I recently started my three months mentorship program with She Code Africa (Cohort 3) and it has been great so far. I took up an interest in data science and analytics some months ago and while I have been trying my hands on working with datasets from Kaggle, it’s important for me go back the basics once in a while. Another reason I’m glad to participate in this program is because I have an opportunity to be mentored.
In this post, I’ll give you a brief insight to tasks I did, new things I learnt and the likes.

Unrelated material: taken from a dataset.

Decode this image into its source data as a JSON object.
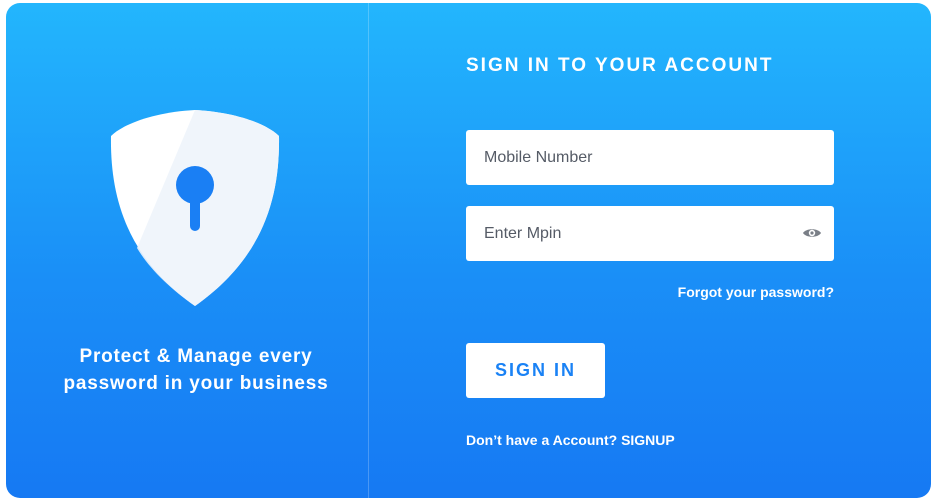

The task this week was to write two functions; guess the number function and a password generator function. The guess the number function was for users to guess a number between 0 and 20. In my function, the user gets to guess the number three times after which the right number will be printed if the guesses were wrong. During the three instances where user guesses the number, any number below or above the specified range, a warning will be printed telling the user that their guess is high or low and that they should guess lower or higher.
The second function was that of a password generator. I particularly enjoyed writing this function because it allowed me to work with the ‘string’ python module which I had never worked with before. The picture below shows my code for the password generator.

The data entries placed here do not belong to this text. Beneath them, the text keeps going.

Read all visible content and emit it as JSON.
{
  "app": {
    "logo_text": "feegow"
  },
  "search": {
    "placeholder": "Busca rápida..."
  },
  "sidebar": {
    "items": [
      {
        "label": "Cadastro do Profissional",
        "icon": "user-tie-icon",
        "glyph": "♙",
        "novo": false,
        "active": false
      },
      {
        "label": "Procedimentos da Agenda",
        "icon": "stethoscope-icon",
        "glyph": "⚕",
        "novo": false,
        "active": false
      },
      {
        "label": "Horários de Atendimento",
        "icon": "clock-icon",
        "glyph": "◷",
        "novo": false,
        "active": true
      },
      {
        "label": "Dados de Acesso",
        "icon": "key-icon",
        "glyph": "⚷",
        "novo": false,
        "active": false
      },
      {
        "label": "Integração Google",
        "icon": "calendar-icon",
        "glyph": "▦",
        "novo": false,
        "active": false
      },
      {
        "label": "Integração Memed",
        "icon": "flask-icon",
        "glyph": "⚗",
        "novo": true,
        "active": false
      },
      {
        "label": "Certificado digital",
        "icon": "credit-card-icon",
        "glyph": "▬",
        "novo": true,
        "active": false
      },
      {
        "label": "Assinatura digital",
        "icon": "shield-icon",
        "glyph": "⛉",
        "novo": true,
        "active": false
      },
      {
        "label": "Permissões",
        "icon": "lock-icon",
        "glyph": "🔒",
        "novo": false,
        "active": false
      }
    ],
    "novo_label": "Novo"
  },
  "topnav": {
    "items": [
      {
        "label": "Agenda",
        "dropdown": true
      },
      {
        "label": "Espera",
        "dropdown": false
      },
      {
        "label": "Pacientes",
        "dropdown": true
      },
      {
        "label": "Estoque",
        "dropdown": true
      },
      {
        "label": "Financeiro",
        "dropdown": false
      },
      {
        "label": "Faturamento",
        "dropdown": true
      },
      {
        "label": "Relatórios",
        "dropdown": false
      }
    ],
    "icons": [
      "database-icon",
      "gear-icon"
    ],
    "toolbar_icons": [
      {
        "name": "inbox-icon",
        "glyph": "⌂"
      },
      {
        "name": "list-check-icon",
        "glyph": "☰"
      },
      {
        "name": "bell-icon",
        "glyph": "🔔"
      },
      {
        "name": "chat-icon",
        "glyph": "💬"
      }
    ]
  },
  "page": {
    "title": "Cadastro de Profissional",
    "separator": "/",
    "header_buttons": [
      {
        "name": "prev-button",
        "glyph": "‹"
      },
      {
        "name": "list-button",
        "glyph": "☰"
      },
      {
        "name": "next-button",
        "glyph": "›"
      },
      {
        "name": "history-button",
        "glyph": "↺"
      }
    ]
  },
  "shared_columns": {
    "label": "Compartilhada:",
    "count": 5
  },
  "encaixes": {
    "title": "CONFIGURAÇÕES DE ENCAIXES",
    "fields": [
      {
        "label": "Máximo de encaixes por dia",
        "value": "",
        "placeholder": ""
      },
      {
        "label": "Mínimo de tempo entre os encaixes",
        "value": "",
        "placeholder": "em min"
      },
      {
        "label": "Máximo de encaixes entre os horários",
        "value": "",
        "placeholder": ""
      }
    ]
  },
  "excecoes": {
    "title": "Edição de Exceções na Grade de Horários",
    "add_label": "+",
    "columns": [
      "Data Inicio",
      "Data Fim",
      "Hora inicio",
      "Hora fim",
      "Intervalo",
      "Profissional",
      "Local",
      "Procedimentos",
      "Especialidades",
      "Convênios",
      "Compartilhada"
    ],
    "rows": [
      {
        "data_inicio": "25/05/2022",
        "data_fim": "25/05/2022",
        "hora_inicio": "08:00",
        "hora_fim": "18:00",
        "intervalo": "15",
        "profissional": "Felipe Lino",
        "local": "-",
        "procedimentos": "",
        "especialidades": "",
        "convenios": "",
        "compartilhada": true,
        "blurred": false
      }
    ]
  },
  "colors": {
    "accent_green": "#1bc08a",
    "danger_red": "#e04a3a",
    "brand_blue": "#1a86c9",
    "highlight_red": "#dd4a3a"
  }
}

Probability was the focus this week. I wrote a medium post about this which you can find here: https://medium.com/@oluwafunmilayo/probability-and-data-science-8842c6f51601 .

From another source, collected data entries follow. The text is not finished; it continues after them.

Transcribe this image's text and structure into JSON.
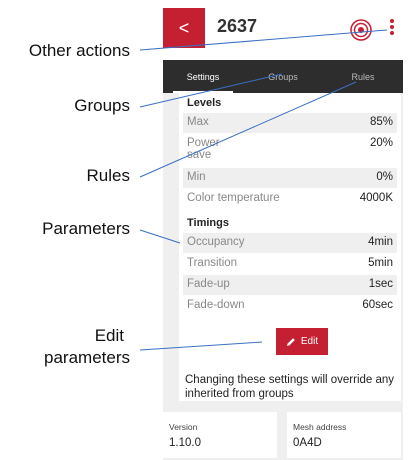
{
  "annotations": {
    "other_actions": "Other actions",
    "groups": "Groups",
    "rules": "Rules",
    "parameters": "Parameters",
    "edit_line1": "Edit",
    "edit_line2": "parameters"
  },
  "header": {
    "back_icon": "chevron-left-icon",
    "title": "2637",
    "status_icon": "target-icon",
    "menu_icon": "kebab-menu-icon"
  },
  "tabs": [
    {
      "label": "Settings",
      "active": true
    },
    {
      "label": "Groups",
      "active": false
    },
    {
      "label": "Rules",
      "active": false
    }
  ],
  "levels": {
    "heading": "Levels",
    "rows": [
      {
        "label": "Max",
        "value": "85%"
      },
      {
        "label": "Power\nsave",
        "value": "20%"
      },
      {
        "label": "Min",
        "value": "0%"
      },
      {
        "label": "Color temperature",
        "value": "4000K"
      }
    ]
  },
  "timings": {
    "heading": "Timings",
    "rows": [
      {
        "label": "Occupancy",
        "value": "4min"
      },
      {
        "label": "Transition",
        "value": "5min"
      },
      {
        "label": "Fade-up",
        "value": "1sec"
      },
      {
        "label": "Fade-down",
        "value": "60sec"
      }
    ]
  },
  "edit_button": {
    "label": "Edit",
    "icon": "pencil-icon"
  },
  "note": "Changing these settings will override any inherited from groups",
  "info": {
    "version_label": "Version",
    "version_value": "1.10.0",
    "mesh_label": "Mesh address",
    "mesh_value": "0A4D"
  },
  "colors": {
    "accent": "#c51f32",
    "tabbar": "#2d2d2d",
    "background": "#efefef"
  }
}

I met with the Chinook dataset once again. The first time I worked with this dataset was when I was learning the basics of SQL. It was definitely interesting to work with this data in python. Working with this data in python required me to do a lot of merges which I wasn’t accustomed to. This is because the dataset has multiple tables and to get information about certain customers or maybe sales revenue, I needed to do a lot of merging across different data frames.
This is one of the most important steps when analyzing data. The data you are working with has to be sorted, filtered, cleaned etc. as real world data is always dirty. For example, your data may contain null values, also known as missing values. You have to deal with these values by either getting rid of such values or using statistics such as mean, median or mode to replace the missing values. Dealing with these values has to be done with caution.
I’m definitely looking forward to what the next two months will hold in store.
That’s it for today!
See you soon! 😀